O Fórum Comunitário realizado nesta quarta-feira (27), no plenário da Câmara Municipal de Araxá tratou sobre política pública habitacional. A sessão foi uma solicitação da vereadora Leni Nobre e contou com a presença de representantes do Executivo; da Secretaria Municipal de Ação e Promoção Social; do Instituto de Planejamento e Desenvolvimento Sustentável de Araxá (IPDSA); do Sindicato Único dos Trabalhadores da Educação (Sindiute); da Associação Comercial, Industrial, de Turismo, Serviços e Agronegócios de Araxá (ACIA); dos moradores de ocupações; comunidade e imprensa.

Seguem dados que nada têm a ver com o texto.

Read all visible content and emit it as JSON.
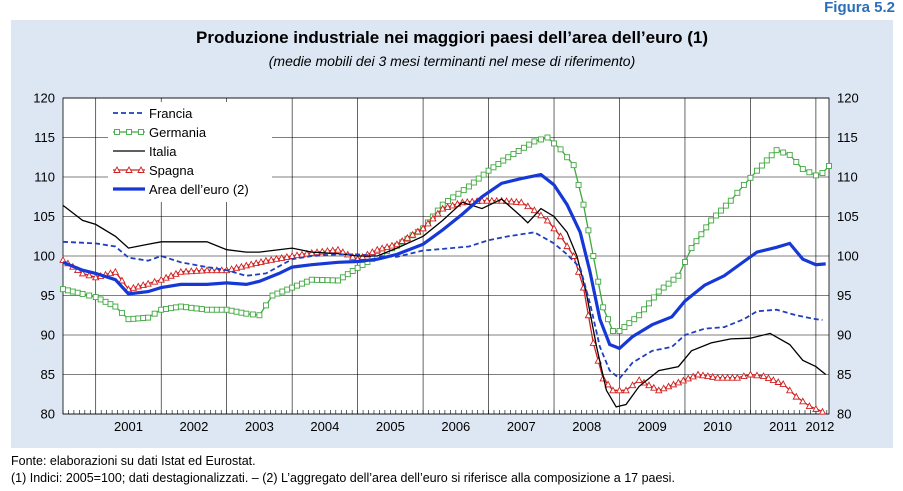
{
  "figure_label": "Figura 5.2",
  "title": "Produzione industriale nei maggiori paesi dell’area dell’euro (1)",
  "subtitle": "(medie mobili dei 3 mesi terminanti nel mese di riferimento)",
  "source": "Fonte: elaborazioni su dati Istat ed Eurostat.",
  "footnote": "(1) Indici: 2005=100; dati destagionalizzati. – (2) L’aggregato dell’area dell’euro si riferisce alla composizione a 17 paesi.",
  "colors": {
    "panel_bg": "#dde6f3",
    "blue": "#1f3fbf",
    "green": "#3fa83f",
    "black": "#000000",
    "red": "#d02020",
    "area_euro": "#1538d6"
  },
  "chart_data": {
    "type": "line",
    "ylim": [
      80,
      120
    ],
    "yticks": [
      80,
      85,
      90,
      95,
      100,
      105,
      110,
      115,
      120
    ],
    "xlim": [
      2000.5,
      2012.2
    ],
    "xtick_labels": [
      "2001",
      "2002",
      "2003",
      "2004",
      "2005",
      "2006",
      "2007",
      "2008",
      "2009",
      "2010",
      "2011",
      "2012"
    ],
    "grid": true,
    "legend_position": "top-left",
    "series": [
      {
        "name": "Francia",
        "style": "dashed",
        "color": "#1f3fbf",
        "points": [
          [
            2000.5,
            101.8
          ],
          [
            2001.0,
            101.6
          ],
          [
            2001.3,
            101.2
          ],
          [
            2001.5,
            99.8
          ],
          [
            2001.8,
            99.4
          ],
          [
            2002.0,
            100.0
          ],
          [
            2002.3,
            99.2
          ],
          [
            2002.7,
            98.6
          ],
          [
            2003.0,
            98.2
          ],
          [
            2003.3,
            97.5
          ],
          [
            2003.6,
            97.8
          ],
          [
            2004.0,
            99.6
          ],
          [
            2004.3,
            100.0
          ],
          [
            2004.7,
            100.2
          ],
          [
            2005.0,
            100.2
          ],
          [
            2005.3,
            100.0
          ],
          [
            2005.6,
            99.9
          ],
          [
            2006.0,
            100.7
          ],
          [
            2006.3,
            100.9
          ],
          [
            2006.7,
            101.2
          ],
          [
            2007.0,
            102.0
          ],
          [
            2007.3,
            102.5
          ],
          [
            2007.7,
            103.0
          ],
          [
            2008.0,
            101.6
          ],
          [
            2008.2,
            100.2
          ],
          [
            2008.4,
            98.5
          ],
          [
            2008.55,
            94.0
          ],
          [
            2008.7,
            88.5
          ],
          [
            2008.85,
            85.5
          ],
          [
            2009.0,
            84.5
          ],
          [
            2009.2,
            86.5
          ],
          [
            2009.5,
            88.0
          ],
          [
            2009.8,
            88.5
          ],
          [
            2010.0,
            90.0
          ],
          [
            2010.3,
            90.8
          ],
          [
            2010.6,
            91.0
          ],
          [
            2010.9,
            92.0
          ],
          [
            2011.1,
            93.0
          ],
          [
            2011.4,
            93.2
          ],
          [
            2011.7,
            92.5
          ],
          [
            2012.0,
            92.0
          ],
          [
            2012.1,
            91.9
          ]
        ]
      },
      {
        "name": "Germania",
        "style": "squares",
        "color": "#3fa83f",
        "points": [
          [
            2000.5,
            95.8
          ],
          [
            2000.8,
            95.2
          ],
          [
            2001.0,
            94.8
          ],
          [
            2001.3,
            93.6
          ],
          [
            2001.5,
            92.0
          ],
          [
            2001.8,
            92.2
          ],
          [
            2002.0,
            93.2
          ],
          [
            2002.3,
            93.6
          ],
          [
            2002.7,
            93.2
          ],
          [
            2003.0,
            93.2
          ],
          [
            2003.3,
            92.7
          ],
          [
            2003.5,
            92.5
          ],
          [
            2003.7,
            95.0
          ],
          [
            2004.0,
            96.0
          ],
          [
            2004.3,
            97.0
          ],
          [
            2004.7,
            96.9
          ],
          [
            2005.0,
            98.5
          ],
          [
            2005.3,
            100.0
          ],
          [
            2005.6,
            101.3
          ],
          [
            2006.0,
            103.5
          ],
          [
            2006.3,
            106.5
          ],
          [
            2006.7,
            108.8
          ],
          [
            2007.0,
            110.8
          ],
          [
            2007.3,
            112.5
          ],
          [
            2007.7,
            114.5
          ],
          [
            2007.9,
            115.0
          ],
          [
            2008.1,
            113.5
          ],
          [
            2008.3,
            111.5
          ],
          [
            2008.45,
            106.5
          ],
          [
            2008.6,
            100.0
          ],
          [
            2008.75,
            93.5
          ],
          [
            2008.9,
            90.5
          ],
          [
            2009.0,
            90.5
          ],
          [
            2009.3,
            92.5
          ],
          [
            2009.6,
            95.5
          ],
          [
            2009.9,
            97.5
          ],
          [
            2010.1,
            101.0
          ],
          [
            2010.4,
            104.5
          ],
          [
            2010.7,
            107.0
          ],
          [
            2010.9,
            109.0
          ],
          [
            2011.1,
            110.8
          ],
          [
            2011.4,
            113.4
          ],
          [
            2011.6,
            112.8
          ],
          [
            2011.8,
            111.0
          ],
          [
            2012.0,
            110.2
          ],
          [
            2012.1,
            110.5
          ],
          [
            2012.2,
            111.4
          ]
        ]
      },
      {
        "name": "Italia",
        "style": "solid",
        "color": "#000000",
        "points": [
          [
            2000.5,
            106.4
          ],
          [
            2000.8,
            104.5
          ],
          [
            2001.0,
            104.0
          ],
          [
            2001.3,
            102.5
          ],
          [
            2001.5,
            101.0
          ],
          [
            2001.8,
            101.5
          ],
          [
            2002.0,
            101.8
          ],
          [
            2002.3,
            101.8
          ],
          [
            2002.7,
            101.8
          ],
          [
            2003.0,
            100.8
          ],
          [
            2003.3,
            100.5
          ],
          [
            2003.5,
            100.5
          ],
          [
            2003.7,
            100.7
          ],
          [
            2004.0,
            101.0
          ],
          [
            2004.3,
            100.5
          ],
          [
            2004.7,
            100.3
          ],
          [
            2005.0,
            100.0
          ],
          [
            2005.3,
            100.0
          ],
          [
            2005.6,
            101.0
          ],
          [
            2006.0,
            102.5
          ],
          [
            2006.3,
            104.5
          ],
          [
            2006.6,
            106.8
          ],
          [
            2006.9,
            106.0
          ],
          [
            2007.2,
            107.2
          ],
          [
            2007.5,
            105.0
          ],
          [
            2007.6,
            104.2
          ],
          [
            2007.8,
            106.0
          ],
          [
            2008.0,
            105.0
          ],
          [
            2008.2,
            103.0
          ],
          [
            2008.35,
            100.0
          ],
          [
            2008.5,
            95.0
          ],
          [
            2008.65,
            88.5
          ],
          [
            2008.8,
            83.0
          ],
          [
            2008.95,
            80.9
          ],
          [
            2009.1,
            81.2
          ],
          [
            2009.3,
            83.5
          ],
          [
            2009.6,
            85.5
          ],
          [
            2009.9,
            86.0
          ],
          [
            2010.1,
            88.0
          ],
          [
            2010.4,
            89.0
          ],
          [
            2010.7,
            89.5
          ],
          [
            2011.0,
            89.6
          ],
          [
            2011.3,
            90.2
          ],
          [
            2011.6,
            88.8
          ],
          [
            2011.8,
            86.8
          ],
          [
            2012.0,
            86.0
          ],
          [
            2012.15,
            85.0
          ]
        ]
      },
      {
        "name": "Spagna",
        "style": "triangles",
        "color": "#d02020",
        "points": [
          [
            2000.5,
            99.5
          ],
          [
            2000.8,
            97.8
          ],
          [
            2001.0,
            97.3
          ],
          [
            2001.3,
            98.0
          ],
          [
            2001.5,
            95.8
          ],
          [
            2001.8,
            96.5
          ],
          [
            2002.0,
            97.0
          ],
          [
            2002.3,
            98.0
          ],
          [
            2002.7,
            98.2
          ],
          [
            2003.0,
            98.2
          ],
          [
            2003.3,
            98.8
          ],
          [
            2003.6,
            99.4
          ],
          [
            2004.0,
            100.0
          ],
          [
            2004.3,
            100.4
          ],
          [
            2004.7,
            100.8
          ],
          [
            2005.0,
            99.6
          ],
          [
            2005.3,
            100.8
          ],
          [
            2005.6,
            101.5
          ],
          [
            2006.0,
            103.5
          ],
          [
            2006.3,
            106.0
          ],
          [
            2006.6,
            106.8
          ],
          [
            2006.9,
            107.0
          ],
          [
            2007.2,
            107.0
          ],
          [
            2007.5,
            106.8
          ],
          [
            2007.7,
            105.8
          ],
          [
            2007.9,
            104.5
          ],
          [
            2008.1,
            102.5
          ],
          [
            2008.3,
            100.0
          ],
          [
            2008.45,
            96.0
          ],
          [
            2008.6,
            89.0
          ],
          [
            2008.75,
            84.5
          ],
          [
            2008.9,
            83.0
          ],
          [
            2009.1,
            83.0
          ],
          [
            2009.3,
            84.3
          ],
          [
            2009.6,
            83.0
          ],
          [
            2009.9,
            84.0
          ],
          [
            2010.2,
            85.0
          ],
          [
            2010.5,
            84.6
          ],
          [
            2010.8,
            84.6
          ],
          [
            2011.0,
            85.0
          ],
          [
            2011.2,
            84.8
          ],
          [
            2011.5,
            83.8
          ],
          [
            2011.7,
            82.2
          ],
          [
            2011.9,
            81.0
          ],
          [
            2012.1,
            80.3
          ]
        ]
      },
      {
        "name": "Area dell’euro (2)",
        "style": "thick",
        "color": "#1538d6",
        "points": [
          [
            2000.5,
            99.2
          ],
          [
            2000.8,
            98.2
          ],
          [
            2001.0,
            97.8
          ],
          [
            2001.3,
            97.0
          ],
          [
            2001.5,
            95.2
          ],
          [
            2001.8,
            95.5
          ],
          [
            2002.0,
            96.0
          ],
          [
            2002.3,
            96.4
          ],
          [
            2002.7,
            96.4
          ],
          [
            2003.0,
            96.6
          ],
          [
            2003.3,
            96.4
          ],
          [
            2003.5,
            96.8
          ],
          [
            2003.8,
            97.8
          ],
          [
            2004.0,
            98.6
          ],
          [
            2004.3,
            98.9
          ],
          [
            2004.7,
            99.2
          ],
          [
            2005.0,
            99.3
          ],
          [
            2005.3,
            99.6
          ],
          [
            2005.6,
            100.2
          ],
          [
            2006.0,
            101.5
          ],
          [
            2006.3,
            103.3
          ],
          [
            2006.6,
            105.3
          ],
          [
            2006.9,
            107.5
          ],
          [
            2007.2,
            109.2
          ],
          [
            2007.5,
            109.8
          ],
          [
            2007.8,
            110.3
          ],
          [
            2008.0,
            109.0
          ],
          [
            2008.2,
            106.5
          ],
          [
            2008.4,
            103.0
          ],
          [
            2008.55,
            98.0
          ],
          [
            2008.7,
            92.0
          ],
          [
            2008.85,
            88.8
          ],
          [
            2009.0,
            88.3
          ],
          [
            2009.2,
            89.8
          ],
          [
            2009.5,
            91.3
          ],
          [
            2009.8,
            92.3
          ],
          [
            2010.0,
            94.3
          ],
          [
            2010.3,
            96.3
          ],
          [
            2010.6,
            97.5
          ],
          [
            2010.9,
            99.3
          ],
          [
            2011.1,
            100.5
          ],
          [
            2011.4,
            101.1
          ],
          [
            2011.6,
            101.6
          ],
          [
            2011.8,
            99.6
          ],
          [
            2012.0,
            98.9
          ],
          [
            2012.15,
            99.0
          ]
        ]
      }
    ]
  }
}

A vereadora solicitante do Fórum, relatou que fez visitas em espaços com ocupações irregulares e conversou diretamente com os moradores. Segundo ela, a atual realidade é advinda da falta de programas habitacionais e esse público convive com falta de saneamento básico, insegurança alimentar e vivem dessa forma por não ter outra opção.

O deputado federal Patrus Ananias participou do debate de forma on-line. Ele enfatizou que a moradia é um direito de todos os cidadãos. “O primeiro dever do Estado e da sociedade é a preservação da vida humana e, para isso, é preciso estabelecer e agregar políticas públicas”, disse.

O secretário municipal de Ação e Promoção Social, Wagner Cruz, destacou que o propósito da Secretaria é destinar os impostos em ações que beneficiem os menos favorecidos. Ele colocou a Secretaria à disposição para esclarecimentos sobre a concessão de benefícios.

A responsável pelo Setor de Habitação, Alessandra Silva, apresentou um estudo mostrando que existem 620 famílias em ocupações irregulares e detalhou como elas estão distribuídas nos bairros da cidade. Esse estudo serve para nortear as políticas e ações do setor. Segundo ela, os principais projetos da Secretaria são: reforma e adequação de banheiros de idosos; “Planta Popular”, que garante às famílias carentes acesso a projetos arquitetônicos; “Mãos à Obra”, para doação de materiais de construção e assistência técnica qualificada para as pessoas em vulnerabilidade social; e o REURB (Programa de Regularização Fundiária), que tem a previsão de regularizar mais de mil imóveis em 10 bairros da cidade, no ano de 2022.

Participação Popular

Shirley Miranda falou representando todos os moradores de ocupações de Araxá. Ela apresentou um abaixo assinado, com a assinatura de mais de 100 famílias, pedindo mais moradias populares para ajudar pessoas de baixa renda e em situação de ocupação. Em um discurso que emocionou os presentes, ela resumiu o ponto de vista das famílias: “Mesmo com o aluguel social o problema não é resolvido, a gente quer o cantinho da gente, para criar nossos filhos, com tudo regularizado, certinho, pagando os impostos, com acesso a água e luz.”

Lucelena Braga Felício afirma que os moradores das ocupações trabalham de dia para poder comer a noite, não têm água potável nem rede de esgoto, portanto, discutir o tema moradia na verdade é uma questão de saúde pública. Ela falou do preconceito que muitos deles sofrem por não serem naturais de Araxá: “Não importa de onde nós viemos, fornecemos uma mão de obra que está em falta em Araxá. Somos seres humanos, queremos respeito e nossos direitos, pois todos nós contribuímos para o desenvolvimento da cidade”.

Além dos vereadores, também fizeram uso da palavra o professor Jales André dos Santos, presidente do Partido dos Trabalhadores (PT) e membro do Sindiute, o empresário e presidente da ACIA Emílio Neumann, o superintendente do IPDSA Ney Dutra, e moradores das ocupações que participaram de forma presencial e através de perguntas enviadas pela internet.